In fact, it does happen. The National Women’s History Project Web site indicates that a woefully low percentage of textbook content has been devoted to women, even in recent years. And while strides have been made to write women back into K-12 history books, the job isn’t done.
To address the problem, Bair has joined forces with Lisa Williams, one of Lamberton’s two eighth-grade history teachers, and Meghan Fralinger ’06, a student teacher in Williams’s classroom this fall. They have launched a project aimed at integrating women’s history into the curriculum.
“It’s a powerful combination,” Bair says. “It’s unusual for a teacher educator, an in-service teacher and a pre-service teacher to come together like this. And it’s an amazing opportunity for Meghan to be helping to write a new curriculum.”
They began the project last academic year by conducting a survey of Carlisle teachers, getting a sense of what they’re teaching and what challenges they face.
“Teachers have a lot on their plates,” Bair says. “You can’t just call them up and say, ‘Here’s something else you have to do ... teach more about women’s history.’ ”
Williams agrees. “Most teachers say they’d like to provide more information about women,” she says, “but they think they don’t have the time or the background to do it.”
The survey helped the trio determine what materials would be most beneficial for the curriculum, while still being user-friendly for teachers.
Next they wrote a curriculum guide and conducted research on resources and materials. Bair completed this over the summer with the help of Williams and Frahlinger, a political-science major who worked as a research assistant on the project.
“We’re including books, Web sites and primary sources, like letters from slave women, for example,” Fralinger says. “For years our textbooks have included military and political history. What that leaves out is social history. Textbooks might contain a politically correct sidebar about a famous woman. But that’s not enough. Teachers need resources and lesson ideas. We’re making the guide easy for teachers to use by putting this information at their fingertips.”
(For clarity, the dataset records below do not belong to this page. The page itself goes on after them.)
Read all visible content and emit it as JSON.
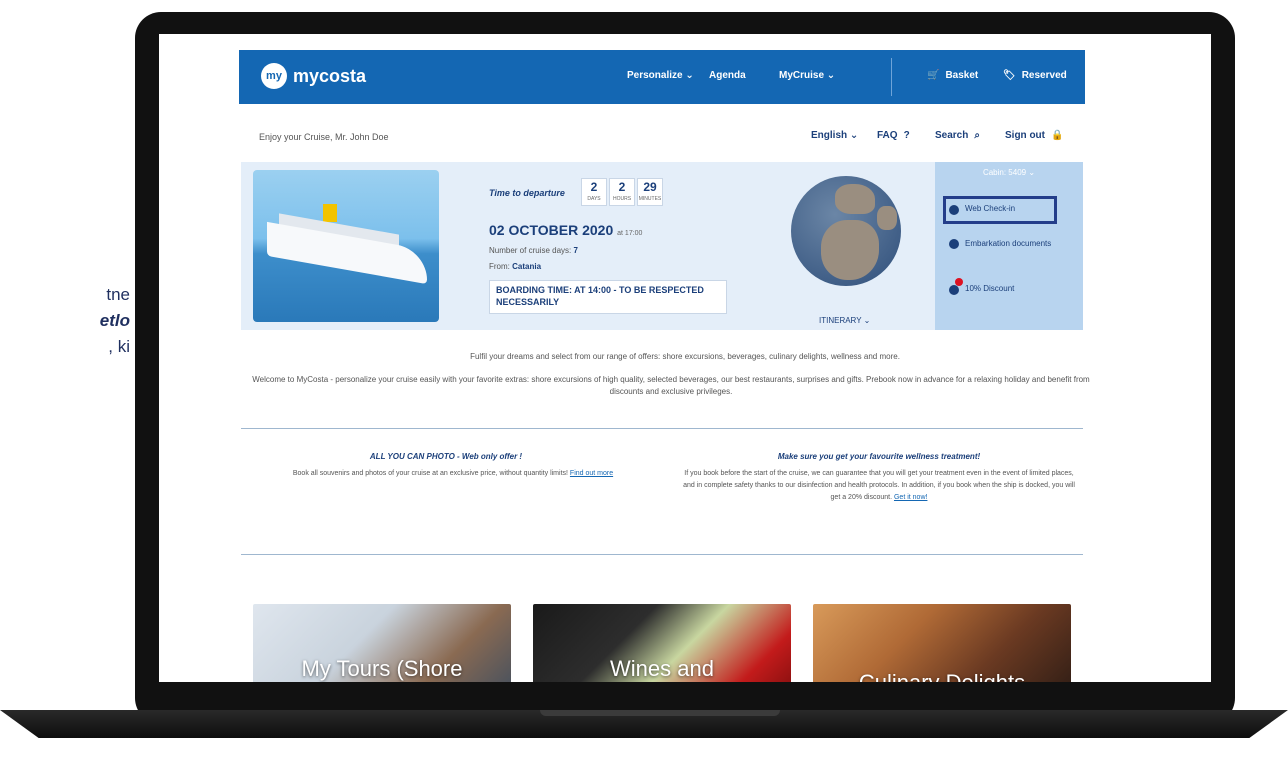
{
  "slide_text": {
    "line1": "tne",
    "line2": "etlo",
    "line3": ", ki"
  },
  "nav": {
    "logo_icon": "my",
    "logo_text": "mycosta",
    "personalize": "Personalize ⌄",
    "agenda": "Agenda",
    "mycruise": "MyCruise ⌄",
    "basket": "Basket",
    "reserved": "Reserved"
  },
  "subheader": {
    "greeting": "Enjoy your Cruise, Mr. John Doe",
    "language": "English ⌄",
    "faq": "FAQ",
    "search": "Search",
    "signout": "Sign out"
  },
  "hero": {
    "countdown_label": "Time to departure",
    "countdown": [
      {
        "value": "2",
        "unit": "DAYS"
      },
      {
        "value": "2",
        "unit": "HOURS"
      },
      {
        "value": "29",
        "unit": "MINUTES"
      }
    ],
    "date": "02 OCTOBER 2020",
    "time": "at 17:00",
    "days_label": "Number of cruise days:",
    "days_value": "7",
    "from_label": "From:",
    "from_value": "Catania",
    "boarding": "BOARDING TIME: AT 14:00 - TO BE RESPECTED NECESSARILY",
    "itinerary": "ITINERARY ⌄"
  },
  "side": {
    "cabin": "Cabin: 5409 ⌄",
    "webcheckin": "Web Check-in",
    "embarkation": "Embarkation documents",
    "discount": "10% Discount"
  },
  "intro": {
    "line1": "Fulfil your dreams and select from our range of offers: shore excursions, beverages, culinary delights, wellness and more.",
    "line2": "Welcome to MyCosta - personalize your cruise easily with your favorite extras: shore excursions of high quality, selected beverages, our best restaurants, surprises and gifts. Prebook now in advance for a relaxing holiday and benefit from discounts and exclusive privileges."
  },
  "promo": {
    "left_title": "ALL YOU CAN PHOTO - Web only offer !",
    "left_text": "Book all souvenirs and photos of your cruise at an exclusive price, without quantity limits!",
    "left_link": "Find out more",
    "right_title": "Make sure you get your favourite wellness treatment!",
    "right_text": "If you book before the start of the cruise, we can guarantee that you will get your treatment even in the event of limited places, and in complete safety thanks to our disinfection and health protocols. In addition, if you book when the ship is docked, you will get a 20% discount.",
    "right_link": "Get it now!"
  },
  "cards": [
    {
      "title": "My Tours (Shore"
    },
    {
      "title": "Wines and"
    },
    {
      "title": "Culinary Delights"
    }
  ],
  "colors": {
    "brand_blue": "#1467b3",
    "dark_blue": "#1b3f7a",
    "highlight": "#233d8a"
  }
}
This fall, Fralinger and Williams are testing their guide in Williams’s classroom. And Lamberton’s other eighth-grade history teacher, Michael Gogoj ’05, is happy to be on board, too.
“It’s my hope that students will just think it’s natural to also look at the women’s side of history, without realizing we are doing anything different,” Williams says. “And I couldn’t be happier about working with Sarah and Meghan. We’ve developed a strong relationship.”
Bair says this year will be a good chance for their group to study the effectiveness of their guide from a teacher’s perspective and work out any problems.
“We may then want to publish the guide,” Bair says, hoping that her project can effect change in classrooms beyond Lamberton. “And the three of us may write a practitioner-oriented journal paper for social-studies educators.”
Dickinson has a solid history of working with Lamberton. In 2004, the college’s chapter of Kappa Delta Pi, the honor society in education, began sponsoring a women’s history essay contest for middle-school students, with future teachers acting as the essay judges. And Dickinson students have been volunteering their time a few afternoons each week as tutors and mentors for middle-school students.
“Our relationship with Dickinson is something we value greatly,” confirms Roger Riegel, assistant principal at Lamberton. “This women’s history project is exciting for us.”
To Bair these activities are pathways to leadership. “Dickinson is committed to community partnerships and to service learning. These connections are a big part of that.”